(Rochester, New York) – A thumbnail biographical sketch of Isaiah Owens might sound a little odd: A South Carolina boy obsessed with funerals grows up to be a renowned funeral director in New York City's historic Harlem neighborhood. The bigger picture, as captured in Homegoings, airing Monday, June 24, 2013 at 10 p.m. on WXXI-TV, shows an exceptionally warm-hearted, philosophical man who pursues his business with equal care for the living and for the dead. He combines instinctive sympathy for those who grieve with a deep knowledge of African-American funeral customs that aim to turn sorrow into an affirmation of faith that loved ones are going "home." Paradoxically, Owens' success reveals that this precious tradition, formed in a time of rigid segregation, is disappearing. Homegoings, a POV film, is the portrait of man with a rare passion and of the inspired, if threatened, African-American way of death.

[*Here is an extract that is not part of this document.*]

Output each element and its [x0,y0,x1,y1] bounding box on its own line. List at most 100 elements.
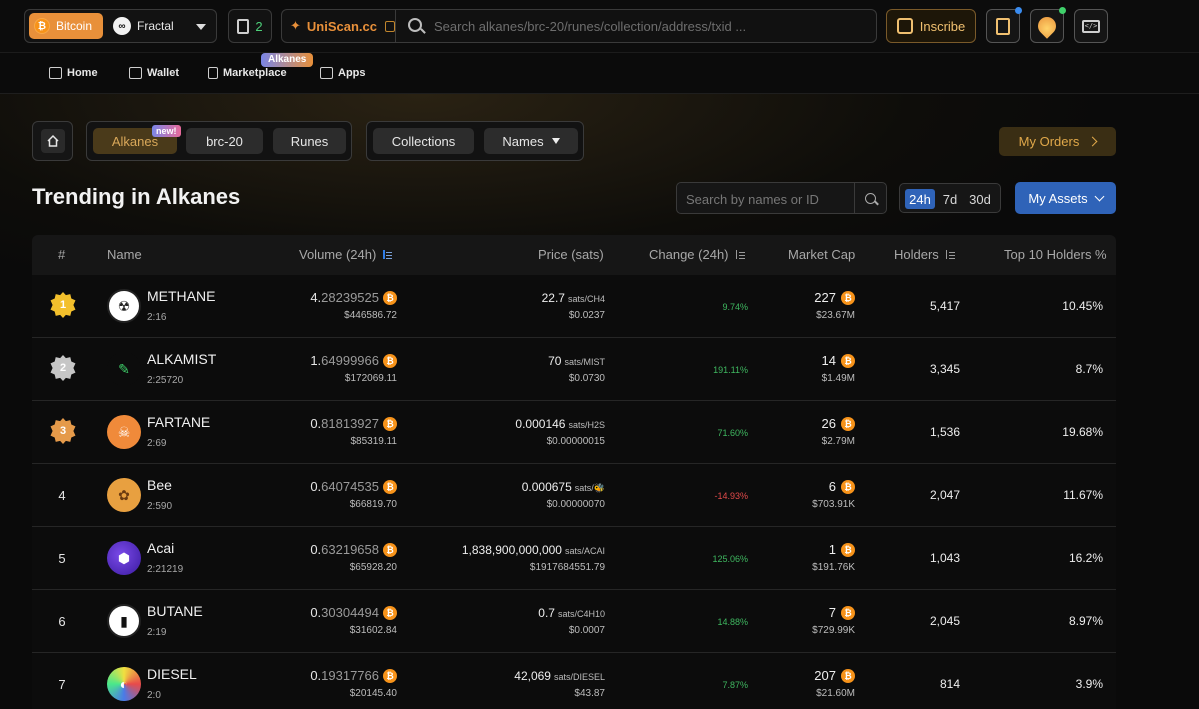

Isaiah Owens is the quintessential self-made man. The son of a sharecropper, he grew up among people who made their living picking cotton. When a loved one died, he says, relatives "would sign a promissory note that when the cotton is ready this year, that they would come back and pay. The black funeral director wound up being a friend, somebody in the community that was stable, appeared to have means."
But neither Owens nor his mother, Willie Mae, who today works as a receptionist at his other funeral parlor in Branchville, S.C., can completely account for the Owens' fascination with burials, even as a boy. When Owens was five, he buried a matchstick and put flowers on top of the soil. After that he progressed to burying "frogs . . . chickens; I buried the mule that died. I buried the neighbor's dog, and the dog's name was Snowball." Willie Mae says with a smile, "Anything that he find dead, he buried. Can't even think where he got it from. . . . But that was his calling."
Pictured: Isaiah Owens visits his family cemetery in Branchville, South Carolina.